After Emancipation in 1865 the vast lot of Black agricultural workers in the South saw little improvement. Most took to sharecropping, a system of tenant farming where workers lived on and worked white-owned land for roughly one-half of the crop they were able to harvest. Most sharecroppers were forced to buy seed and equipment from the landowners at prices that kept them impoverished and trapped by perpetual debt.
Southern landowners used race divisions to keep sharecroppers from uniting for better conditions and better pay for their work. But in 1935, despite ongoing threats of violence from landowners, police, and the KKK, more than 1500 sharecroppers of both races joined together to form the Southern Tenant Farmers Union (STFU).
When landowners that year announced they would be lowering wages of cotton pickers to 40 cents per ton of picked cotton, down from 60 cents, members of the STFU went on strike at harvest time demanding $1 per ton. The landowners quickly agreed to 80 cents.
With a low tax base to sustain them, many of the Southern states turned to their prisons for cheap, almost free labor. If each state were a country, eight Southern states would follow El Salvador as having the highest incarceration rates in the world. Black people make up a disproportionate number of those incarcerated (12% of US population and 34% of prison population) and constitute a high percentage of prison labor.
Using Black prisoners as labor has a long history in the South.
The Thirteenth Amendment ended slavery “except for the punishment for crime whereof the party shall have been duly convicted”. After the Civil War, Southern states enacted a series of Black Codes that criminalized many mundane activities such as being on the streets at dark.
Black Codes and social inequities kept a dirt cheap Black prison labor source in full production. Recently, to the chagrin of civil rights’ advocates, Alabama earmarked $400 million of COVID funds for the construction of three new prison complexes.
So dependent were white landowners on low-cost Black labor in Mississippi that after the Great Flood of 1927, in which hundreds drowned and farms were ravaged, local police arrested thousands of Black men trying to flee to the North. They were held in pens until their employers could come and claim them.

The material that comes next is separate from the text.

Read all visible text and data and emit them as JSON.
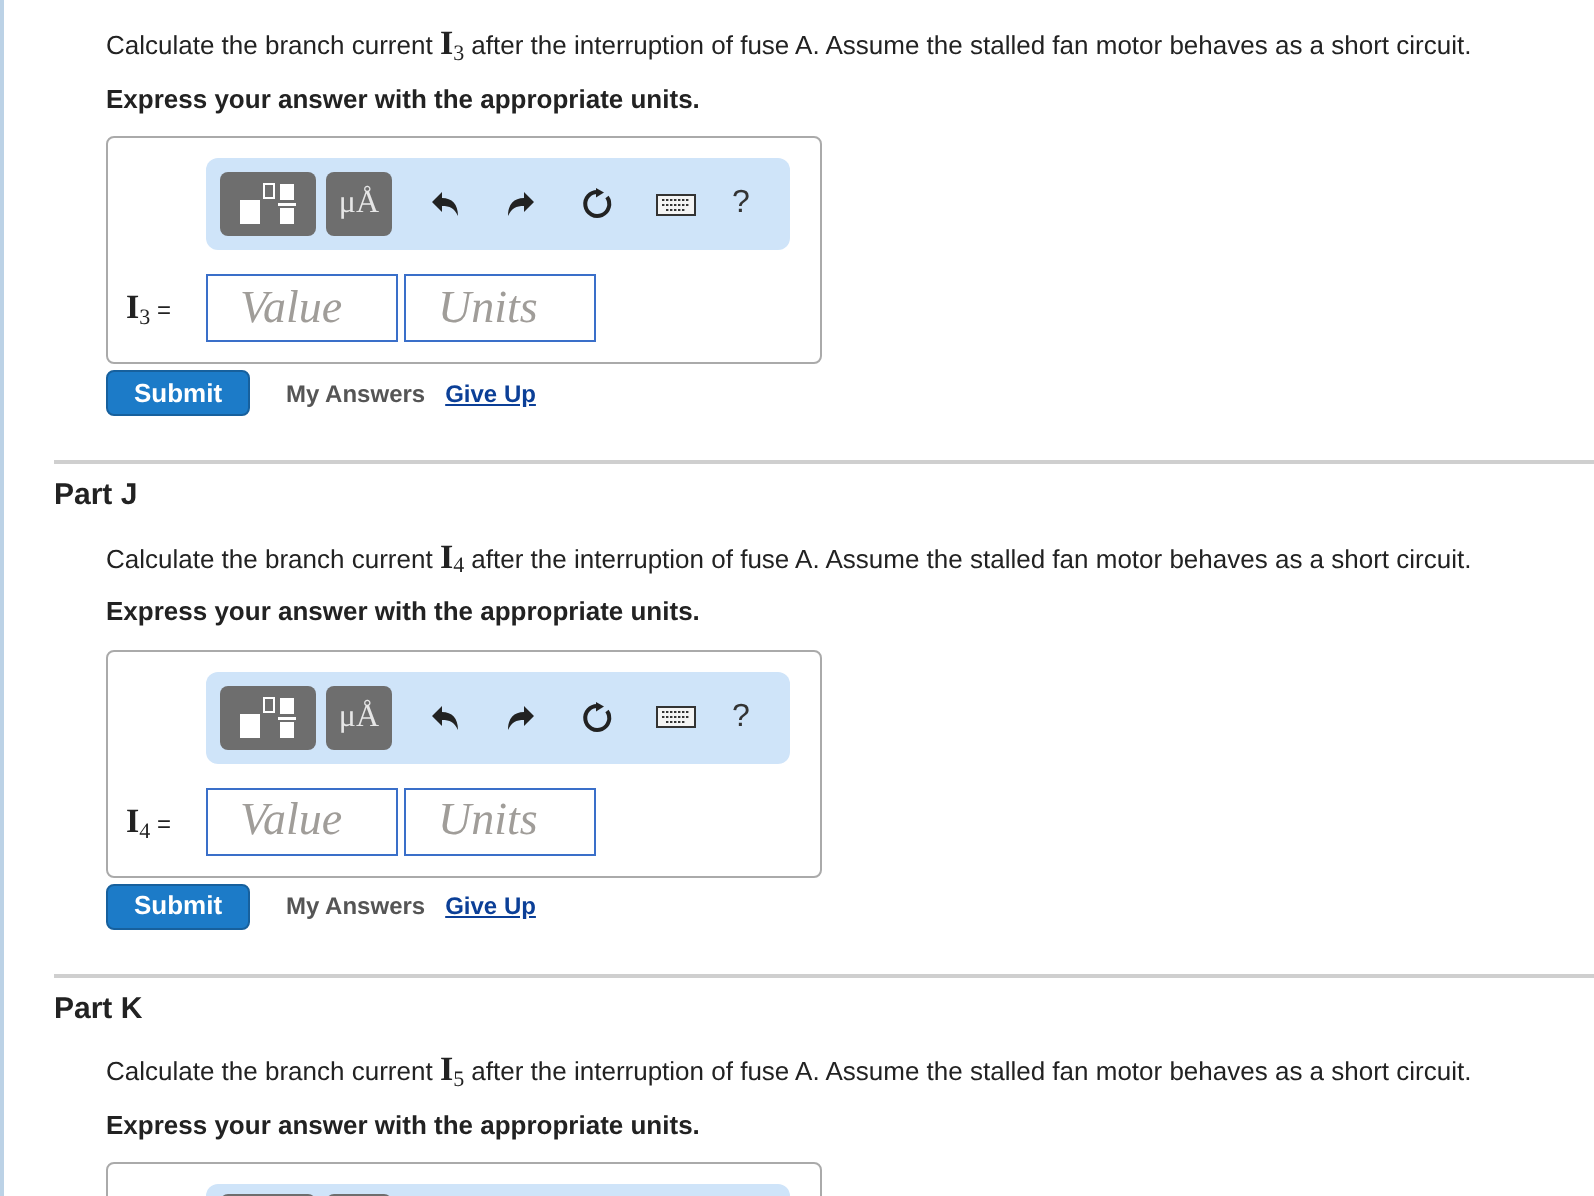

It had been 62 years since Emancipation and not all that much had changed.
Professor Perry could have easily cited Addie Wyatt as one of those whose aspirations and intellect were initially denied.

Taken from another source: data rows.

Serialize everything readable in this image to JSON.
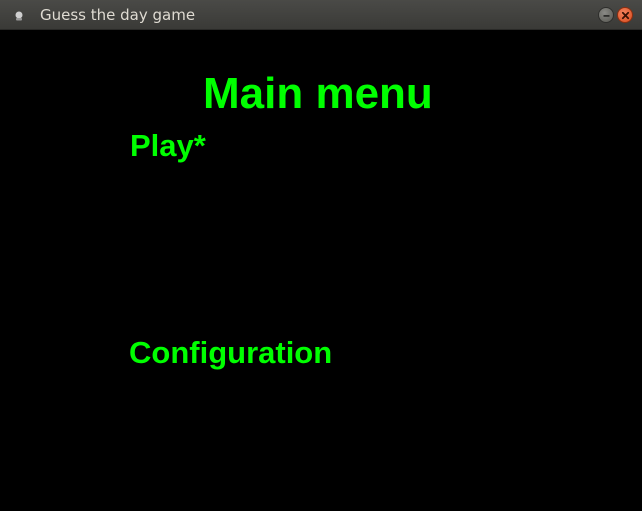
{
  "window": {
    "title": "Guess the day game",
    "icons": {
      "app": "app-icon",
      "minimize": "minimize-icon",
      "close": "close-icon"
    }
  },
  "menu": {
    "title": "Main menu",
    "items": [
      {
        "label": "Play*",
        "selected": true
      },
      {
        "label": "Configuration",
        "selected": false
      }
    ]
  },
  "colors": {
    "background": "#000000",
    "text": "#00ff00",
    "titlebar": "#3c3b37",
    "close_button": "#e0582b"
  }
}
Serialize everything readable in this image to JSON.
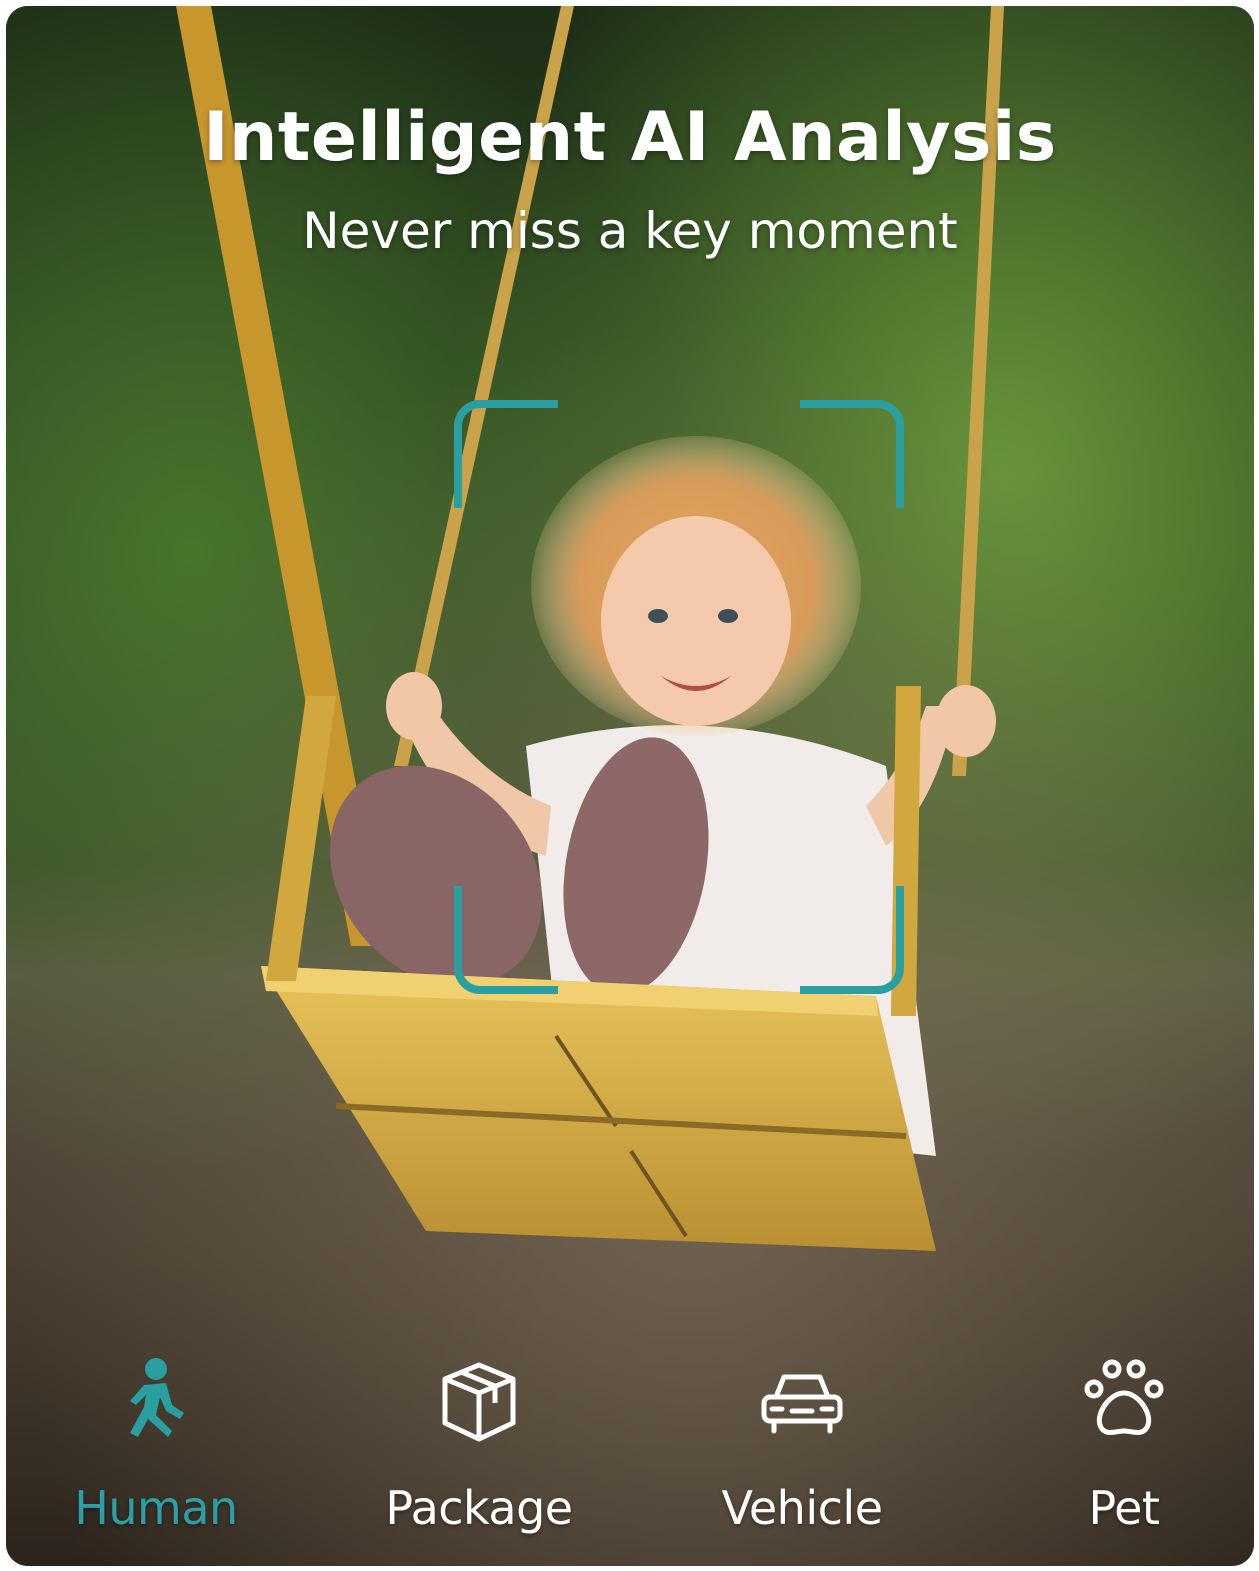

Wyatt, who would go on to work with Martin Luther King and be recognized by Eleanor Roosevelt, sought employment as a typist at Armour and Company in 1941. She was hired but soon discovered that only white women were hired as typists in the front office. She and other African American women were sent to the canning department to can stew that was sold to the army.

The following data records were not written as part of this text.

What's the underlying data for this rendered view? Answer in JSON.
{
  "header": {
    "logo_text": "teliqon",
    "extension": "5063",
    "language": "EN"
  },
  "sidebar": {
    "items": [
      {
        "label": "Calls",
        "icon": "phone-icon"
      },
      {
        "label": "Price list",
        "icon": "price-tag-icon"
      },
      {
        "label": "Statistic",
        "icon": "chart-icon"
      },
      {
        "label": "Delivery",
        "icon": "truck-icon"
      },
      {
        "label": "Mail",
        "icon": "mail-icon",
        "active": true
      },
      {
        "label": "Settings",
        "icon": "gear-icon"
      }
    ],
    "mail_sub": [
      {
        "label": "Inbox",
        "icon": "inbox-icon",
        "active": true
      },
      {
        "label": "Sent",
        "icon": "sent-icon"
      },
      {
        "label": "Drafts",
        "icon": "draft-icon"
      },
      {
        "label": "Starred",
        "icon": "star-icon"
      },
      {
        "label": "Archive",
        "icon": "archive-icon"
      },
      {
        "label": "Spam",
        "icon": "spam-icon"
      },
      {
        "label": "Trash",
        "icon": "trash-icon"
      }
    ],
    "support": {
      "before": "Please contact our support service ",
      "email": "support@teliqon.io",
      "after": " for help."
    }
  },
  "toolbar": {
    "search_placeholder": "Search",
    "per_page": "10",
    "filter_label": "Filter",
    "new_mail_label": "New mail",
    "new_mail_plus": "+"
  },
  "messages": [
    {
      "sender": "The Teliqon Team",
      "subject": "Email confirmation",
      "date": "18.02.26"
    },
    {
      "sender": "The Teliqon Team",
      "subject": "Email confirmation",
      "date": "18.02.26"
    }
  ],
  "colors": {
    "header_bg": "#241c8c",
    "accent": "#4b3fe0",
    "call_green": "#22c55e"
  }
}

Wyatt joined the United Packinghouse Workers of America in the early 1950’s. It was an integrated union that worked for pay equity for women and minorities. She became active in union work and helped win equal pay for equal work for workers at several companies. She worked with Martin Luther King and was recognized by Eleanor Roosevelt.
Along with labor issues, Ms. Wyatt worked to protect and expand voting rights. She fought for health care and childcare for American workers.
Read more about the life of Labor leader and trailblazer Addie Wyatt.
The work of African Americans has its footprint all across America and beyond. It extends beyond the agricultural and industrial to the educational, the ministry, the arts, media, sports, entertainment, the sciences, and as noted below, the political and government.
Barack Obama, the 44th president of the United States, worked successfully to avert a second Great Depression, taking office four months after the largest financial collapse since 1929. He was also successful in expanding health care for more than 40 million uninsured Americans.
Black History Month 2025 is a time to salute not only Black History, but to salute African American labor, a large historical segment of which was done under the most oppressive conditions, for its invaluable contribution to our country.